# Skipping school tomorrow?



## Cerberios (Nov 8, 2010)

I feel very unstable right now, vulnerable.
I'm nervous, but continue with my cognitive exercise which calm me physically, not intellectually which I find to be the problem. I am pretty shifty right now, feeling unsure about my feelings but what I am sure about is that I want to skip school tomorrow...
The dilemma being that once I miss a day or two of school, the emotions tend to build, then double, then triple as I avoid the situation.
It leaves me distressed and unwilling. I am much too aware of my situation but my emotions get the best of myself.
Last two weeks have been a complete wreck with my studies so that's why I feel like giving up for a few more days...

Sometimes I spend up to five hours on the subway reading a book as to avoid getting to school. I reeaally want to skip tomorrow but I know that no good will come of it. Conflicting emotions. The voice of reason versus my anxiety...

Sound like any of your situations ?
I'm much too shy to talk to guidance counselors or even walk into the office (oh dear...).
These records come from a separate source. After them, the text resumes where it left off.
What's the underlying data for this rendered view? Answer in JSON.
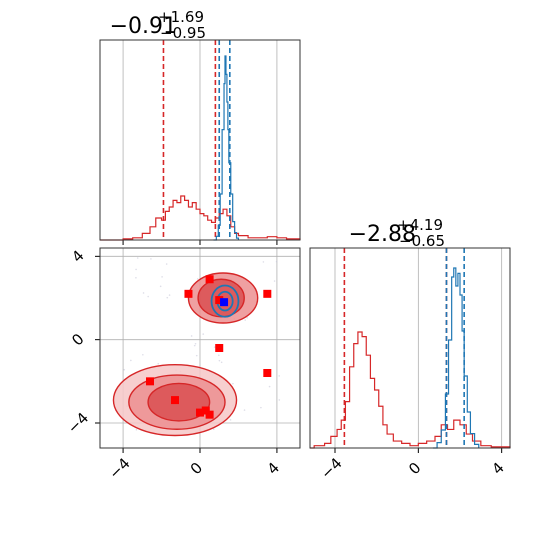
{
  "colors": {
    "red": "#d62728",
    "blue": "#1f77b4",
    "marker_red": "#ff0000",
    "marker_blue": "#0000ff"
  },
  "chart_data": [
    {
      "type": "histogram",
      "panel": "marginal-x",
      "title": {
        "value": "−0.91",
        "sup": "+1.69",
        "sub": "−0.95"
      },
      "xlim": [
        -5.2,
        5.2
      ],
      "grid": true,
      "series": [
        {
          "color": "#d62728",
          "bins": [
            [
              -5.2,
              0.0
            ],
            [
              -4.0,
              0.005
            ],
            [
              -3.5,
              0.01
            ],
            [
              -3.0,
              0.03
            ],
            [
              -2.6,
              0.06
            ],
            [
              -2.3,
              0.1
            ],
            [
              -2.0,
              0.09
            ],
            [
              -1.8,
              0.13
            ],
            [
              -1.6,
              0.15
            ],
            [
              -1.4,
              0.18
            ],
            [
              -1.2,
              0.17
            ],
            [
              -1.0,
              0.2
            ],
            [
              -0.8,
              0.18
            ],
            [
              -0.6,
              0.15
            ],
            [
              -0.4,
              0.17
            ],
            [
              -0.2,
              0.14
            ],
            [
              0.0,
              0.12
            ],
            [
              0.2,
              0.11
            ],
            [
              0.4,
              0.09
            ],
            [
              0.6,
              0.08
            ],
            [
              0.8,
              0.1
            ],
            [
              1.0,
              0.12
            ],
            [
              1.2,
              0.14
            ],
            [
              1.4,
              0.11
            ],
            [
              1.6,
              0.06
            ],
            [
              1.8,
              0.03
            ],
            [
              2.0,
              0.02
            ],
            [
              2.5,
              0.01
            ],
            [
              3.0,
              0.01
            ],
            [
              3.5,
              0.015
            ],
            [
              4.0,
              0.01
            ],
            [
              4.5,
              0.005
            ],
            [
              5.2,
              0.0
            ]
          ],
          "quantile_lines": [
            -1.9,
            0.8
          ]
        },
        {
          "color": "#1f77b4",
          "bins": [
            [
              0.7,
              0.0
            ],
            [
              0.85,
              0.02
            ],
            [
              0.95,
              0.08
            ],
            [
              1.05,
              0.25
            ],
            [
              1.15,
              0.6
            ],
            [
              1.25,
              0.85
            ],
            [
              1.3,
              1.0
            ],
            [
              1.35,
              0.9
            ],
            [
              1.4,
              0.75
            ],
            [
              1.45,
              0.6
            ],
            [
              1.5,
              0.42
            ],
            [
              1.6,
              0.25
            ],
            [
              1.7,
              0.1
            ],
            [
              1.8,
              0.04
            ],
            [
              1.9,
              0.01
            ],
            [
              2.0,
              0.0
            ]
          ],
          "quantile_lines": [
            1.0,
            1.55
          ]
        }
      ],
      "xticks": [
        -4,
        0,
        4
      ]
    },
    {
      "type": "histogram",
      "panel": "marginal-y",
      "title": {
        "value": "−2.88",
        "sup": "+4.19",
        "sub": "−0.65"
      },
      "xlim": [
        -5.2,
        4.4
      ],
      "grid": true,
      "xticks": [
        -4,
        0,
        4
      ],
      "xtick_labels": [
        "−4",
        "0",
        "4"
      ],
      "series": [
        {
          "color": "#d62728",
          "bins": [
            [
              -5.2,
              0.0
            ],
            [
              -5.0,
              0.01
            ],
            [
              -4.5,
              0.02
            ],
            [
              -4.2,
              0.05
            ],
            [
              -3.9,
              0.08
            ],
            [
              -3.7,
              0.12
            ],
            [
              -3.5,
              0.2
            ],
            [
              -3.3,
              0.35
            ],
            [
              -3.1,
              0.45
            ],
            [
              -2.9,
              0.5
            ],
            [
              -2.7,
              0.48
            ],
            [
              -2.5,
              0.4
            ],
            [
              -2.3,
              0.3
            ],
            [
              -2.1,
              0.25
            ],
            [
              -1.9,
              0.18
            ],
            [
              -1.7,
              0.1
            ],
            [
              -1.5,
              0.06
            ],
            [
              -1.2,
              0.03
            ],
            [
              -0.8,
              0.02
            ],
            [
              -0.4,
              0.01
            ],
            [
              0.0,
              0.02
            ],
            [
              0.4,
              0.03
            ],
            [
              0.8,
              0.05
            ],
            [
              1.1,
              0.1
            ],
            [
              1.4,
              0.08
            ],
            [
              1.7,
              0.12
            ],
            [
              2.0,
              0.1
            ],
            [
              2.3,
              0.06
            ],
            [
              2.6,
              0.03
            ],
            [
              3.0,
              0.01
            ],
            [
              3.5,
              0.005
            ],
            [
              4.4,
              0.0
            ]
          ],
          "quantile_lines": [
            -3.55,
            1.35
          ]
        },
        {
          "color": "#1f77b4",
          "bins": [
            [
              0.7,
              0.0
            ],
            [
              0.9,
              0.03
            ],
            [
              1.1,
              0.1
            ],
            [
              1.3,
              0.3
            ],
            [
              1.45,
              0.6
            ],
            [
              1.6,
              0.95
            ],
            [
              1.7,
              1.0
            ],
            [
              1.8,
              0.9
            ],
            [
              1.9,
              0.97
            ],
            [
              2.0,
              0.85
            ],
            [
              2.1,
              0.65
            ],
            [
              2.2,
              0.4
            ],
            [
              2.35,
              0.2
            ],
            [
              2.5,
              0.08
            ],
            [
              2.7,
              0.02
            ],
            [
              2.9,
              0.0
            ]
          ],
          "quantile_lines": [
            1.35,
            2.2
          ]
        }
      ]
    },
    {
      "type": "scatter",
      "panel": "joint",
      "xlim": [
        -5.2,
        5.2
      ],
      "ylim": [
        -5.2,
        4.4
      ],
      "grid": true,
      "xticks": [
        -4,
        0,
        4
      ],
      "yticks": [
        -4,
        0,
        4
      ],
      "xtick_labels": [
        "−4",
        "0",
        "4"
      ],
      "ytick_labels": [
        "−4",
        "0",
        "4"
      ],
      "series": [
        {
          "color": "#ff0000",
          "marker": "square",
          "points": [
            [
              -0.6,
              2.2
            ],
            [
              0.5,
              2.9
            ],
            [
              3.5,
              2.2
            ],
            [
              1.0,
              1.9
            ],
            [
              1.0,
              -0.4
            ],
            [
              3.5,
              -1.6
            ],
            [
              -2.6,
              -2.0
            ],
            [
              -1.3,
              -2.9
            ],
            [
              0.0,
              -3.5
            ],
            [
              0.3,
              -3.4
            ],
            [
              0.5,
              -3.6
            ]
          ]
        },
        {
          "color": "#0000ff",
          "marker": "square",
          "points": [
            [
              1.25,
              1.8
            ]
          ]
        }
      ],
      "contours": [
        {
          "color": "#d62728",
          "levels": [
            {
              "cx": 1.2,
              "cy": 2.0,
              "rx": 1.8,
              "ry": 1.2
            },
            {
              "cx": 1.1,
              "cy": 2.0,
              "rx": 1.2,
              "ry": 0.9
            },
            {
              "cx": -1.3,
              "cy": -2.9,
              "rx": 3.2,
              "ry": 1.7
            },
            {
              "cx": -1.2,
              "cy": -3.0,
              "rx": 2.5,
              "ry": 1.3
            },
            {
              "cx": -1.1,
              "cy": -3.0,
              "rx": 1.6,
              "ry": 0.9
            }
          ]
        },
        {
          "color": "#1f77b4",
          "levels": [
            {
              "cx": 1.3,
              "cy": 1.85,
              "rx": 0.7,
              "ry": 0.75
            },
            {
              "cx": 1.3,
              "cy": 1.85,
              "rx": 0.4,
              "ry": 0.45
            }
          ]
        }
      ]
    }
  ]
}
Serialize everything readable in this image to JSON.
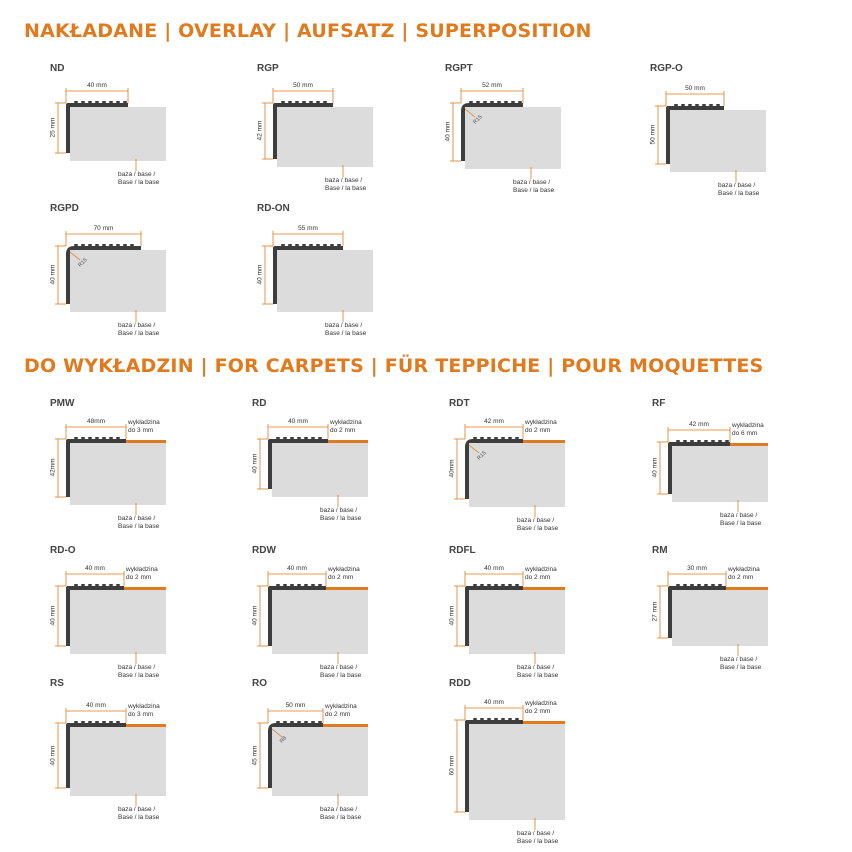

I'm not sure what to do and Monday approaches by the minute !! H-Help ? Suggestions ?


----------



## FLOWERchild (Nov 6, 2010)

i have had this problem forever it seems 
the pending question should i go, or should i just lay in bed all day
well i say go. because if you dont go its going to make going on tuesday harder. 
the more days you skip the harder it is to go back. 
you should really let a guidance counsiler know about your anxiety. 
i recently did and they are really understanding .
they will talk to your teachers not to point you out in class, call upon you 
or force you to do speechs and projects infront of the class. 
i know its hard to be strong but just try .


----------



## Cerberios (Nov 8, 2010)

I guess that is what it comes down to then.
Hunting down the councilor, wherever the hell her office is, and talking...
Maybe it'll take a damn while but yeah, you are totally right.
I think fairly clearly but I guess my shyness and laziness just gets the best of me. (Maybe I'll go at lunch 'r something)

Thanks FLOWER ; u ; 
It counts for emotional support as well as helpful kick in the butt [grateful]


----------



## FLOWERchild (Nov 6, 2010)

your welcomee  
there are so many days that you and me will probably just want to stay at home forever
but we just have to get out there and do what we have to do
we may not be happy but we can sure as hell try to be . 
it just takes time


----------



## Cerberios (Nov 8, 2010)

;; u ;; Yes sensei.
I've gotten away with lying about going to school so many times,
Gotten away from trouble too. I'm actually pretty lucky but I feel that luck running out.
_I-I have to change my ways !!_
It's the light at the end of the tunnel I guess ~


----------



## Cheesecake (Feb 2, 2007)

Yeah, I think it's best you go to school every, despite your feelings. You'll probably regret not going later in life.


----------



## seafolly (Jun 17, 2010)

I was only a year older than you when my anxiety issues really took a hold of me. It all started with avoidance behaviour in school. I still battle this as a university student and although I feel like a total hypocrite in saying so, it's best you go to school. Avoiding classes or tests only lead to further headaches and anxiety later on. Though it feels like it's against every instinct right now, it IS best to face what you need to.


----------